Il ricorrente eccepisce la violazione di legge e il vizio di motivazione perché la Corte di appello di Lecce non aveva seguito i criteri interpretativi dettati dalla Corte di cassazione nella sentenza di annullamento con rinvio e aveva ripetuto una motivazione basata su “semplici elementi di sospetto”.
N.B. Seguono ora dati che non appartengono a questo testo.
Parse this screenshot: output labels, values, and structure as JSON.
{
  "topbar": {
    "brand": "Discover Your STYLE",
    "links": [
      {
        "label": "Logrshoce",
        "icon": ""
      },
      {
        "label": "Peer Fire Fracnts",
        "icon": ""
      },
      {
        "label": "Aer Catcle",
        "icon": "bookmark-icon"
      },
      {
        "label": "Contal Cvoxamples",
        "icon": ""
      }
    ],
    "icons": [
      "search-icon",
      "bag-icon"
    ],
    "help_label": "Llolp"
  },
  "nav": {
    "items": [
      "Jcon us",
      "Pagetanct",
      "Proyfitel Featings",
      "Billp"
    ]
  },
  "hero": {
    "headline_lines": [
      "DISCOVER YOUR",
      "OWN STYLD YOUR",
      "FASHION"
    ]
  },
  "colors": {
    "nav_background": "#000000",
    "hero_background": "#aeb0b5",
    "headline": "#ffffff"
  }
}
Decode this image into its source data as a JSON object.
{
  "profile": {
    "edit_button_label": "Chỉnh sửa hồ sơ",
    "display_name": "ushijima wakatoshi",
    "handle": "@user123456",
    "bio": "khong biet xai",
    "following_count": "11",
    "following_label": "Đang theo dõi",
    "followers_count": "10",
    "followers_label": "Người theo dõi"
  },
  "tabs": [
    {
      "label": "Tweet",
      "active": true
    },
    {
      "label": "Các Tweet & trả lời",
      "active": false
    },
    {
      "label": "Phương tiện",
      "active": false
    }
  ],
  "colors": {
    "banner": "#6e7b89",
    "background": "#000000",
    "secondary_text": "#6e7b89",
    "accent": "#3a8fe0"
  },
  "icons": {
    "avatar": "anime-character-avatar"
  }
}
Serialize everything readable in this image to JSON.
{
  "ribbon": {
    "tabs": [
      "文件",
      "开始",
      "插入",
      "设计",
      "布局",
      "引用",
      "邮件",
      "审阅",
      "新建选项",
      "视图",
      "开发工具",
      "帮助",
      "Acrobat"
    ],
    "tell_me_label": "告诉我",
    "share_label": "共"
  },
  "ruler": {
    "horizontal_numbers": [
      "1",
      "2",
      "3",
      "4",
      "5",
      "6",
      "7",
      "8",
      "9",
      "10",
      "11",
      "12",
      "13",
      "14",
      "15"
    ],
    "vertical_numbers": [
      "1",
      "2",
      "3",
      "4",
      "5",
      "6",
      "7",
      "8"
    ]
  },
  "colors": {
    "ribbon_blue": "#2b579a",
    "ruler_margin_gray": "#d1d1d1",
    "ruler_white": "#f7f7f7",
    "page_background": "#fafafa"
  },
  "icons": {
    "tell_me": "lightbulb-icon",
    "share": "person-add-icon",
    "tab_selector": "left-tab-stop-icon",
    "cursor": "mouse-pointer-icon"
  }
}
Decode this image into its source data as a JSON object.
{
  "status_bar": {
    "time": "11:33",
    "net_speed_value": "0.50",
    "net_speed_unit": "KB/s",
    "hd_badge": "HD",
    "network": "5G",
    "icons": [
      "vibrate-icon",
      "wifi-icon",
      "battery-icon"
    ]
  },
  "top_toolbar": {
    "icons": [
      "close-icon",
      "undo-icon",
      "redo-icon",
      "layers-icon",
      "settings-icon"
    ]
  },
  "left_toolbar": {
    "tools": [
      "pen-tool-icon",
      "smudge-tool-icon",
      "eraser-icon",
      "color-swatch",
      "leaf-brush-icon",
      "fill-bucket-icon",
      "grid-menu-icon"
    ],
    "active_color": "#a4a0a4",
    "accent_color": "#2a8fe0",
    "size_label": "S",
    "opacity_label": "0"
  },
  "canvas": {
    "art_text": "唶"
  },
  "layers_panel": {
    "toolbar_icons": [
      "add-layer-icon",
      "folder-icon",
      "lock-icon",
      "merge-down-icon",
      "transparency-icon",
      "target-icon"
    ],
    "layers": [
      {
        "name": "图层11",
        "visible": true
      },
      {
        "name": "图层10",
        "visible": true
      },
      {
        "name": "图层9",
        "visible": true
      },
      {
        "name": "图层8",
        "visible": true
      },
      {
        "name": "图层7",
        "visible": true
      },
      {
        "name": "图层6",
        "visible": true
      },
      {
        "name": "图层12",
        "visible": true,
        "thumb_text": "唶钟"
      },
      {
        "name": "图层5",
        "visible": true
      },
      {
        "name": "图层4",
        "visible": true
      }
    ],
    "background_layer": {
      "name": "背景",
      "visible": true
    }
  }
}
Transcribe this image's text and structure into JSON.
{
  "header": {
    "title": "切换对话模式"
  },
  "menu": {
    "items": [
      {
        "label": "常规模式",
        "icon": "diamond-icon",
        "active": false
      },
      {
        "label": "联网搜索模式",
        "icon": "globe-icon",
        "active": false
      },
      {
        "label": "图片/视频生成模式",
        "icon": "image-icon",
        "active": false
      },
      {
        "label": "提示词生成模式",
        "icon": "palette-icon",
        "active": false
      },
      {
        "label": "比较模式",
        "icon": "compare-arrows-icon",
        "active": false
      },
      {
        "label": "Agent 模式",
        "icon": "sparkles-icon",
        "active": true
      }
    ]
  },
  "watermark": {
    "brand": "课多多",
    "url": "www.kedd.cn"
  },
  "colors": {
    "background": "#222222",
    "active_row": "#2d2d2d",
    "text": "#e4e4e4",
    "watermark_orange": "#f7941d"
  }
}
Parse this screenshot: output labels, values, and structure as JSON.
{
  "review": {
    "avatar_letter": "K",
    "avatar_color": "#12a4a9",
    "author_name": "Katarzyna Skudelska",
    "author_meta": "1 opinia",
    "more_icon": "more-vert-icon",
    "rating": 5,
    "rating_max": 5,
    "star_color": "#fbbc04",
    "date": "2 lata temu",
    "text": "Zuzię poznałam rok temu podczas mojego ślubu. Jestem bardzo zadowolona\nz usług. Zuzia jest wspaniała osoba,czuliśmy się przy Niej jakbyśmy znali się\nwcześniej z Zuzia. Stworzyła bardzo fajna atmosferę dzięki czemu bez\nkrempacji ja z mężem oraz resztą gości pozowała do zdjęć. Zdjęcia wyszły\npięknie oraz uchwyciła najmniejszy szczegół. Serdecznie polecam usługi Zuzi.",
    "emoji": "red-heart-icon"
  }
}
Evidenzia che gli accertamenti istruttori disposti all’udienza del 28 ottobre 2024 non avevano apportato alcun contributo utile a connotare la condotta come dolosa o colposa e, anzi, gran parte delle circostanze emerse dalla predetta integrazione erano fallaci e erroneamente richiamate, quindi inidonee a fondare un rimprovero di negligenza, imprudenza o macroscopica leggerezza della condotta tenuta; la condanna riportata nel 2002 non poteva essere considerata eziologicamente rilevante ai fini della valutazione della colpa; vi era stata l’assoluzione dal reato associativo ed era stata accertata la natura privatistica del prestito richiesto a COGNOME era inconferente il richiamo alla condanna per il reato associativo perché il titolo custodiale era stato emesso sulla base di una presunzione assoluta di adeguatezza della detenzione in carcere in relazione ad altro delitto associativo da cui era stato assolto per assenza di riscontri esterni alle dichiarazioni del collaboratore di giustizia; i precedenti penali, pur potendo concorrere a delineare un ritratto poco edificante, si sottraevano al rapporto causa-effetto tale da determinare la falsa apparenza della configurabilità della condotta tenuta quale illecito penale perché afferivano al trattamento sanzionatorio e, al limite, al procedimento di prevenzione, entrambi autonomi e ontologicamente distinti.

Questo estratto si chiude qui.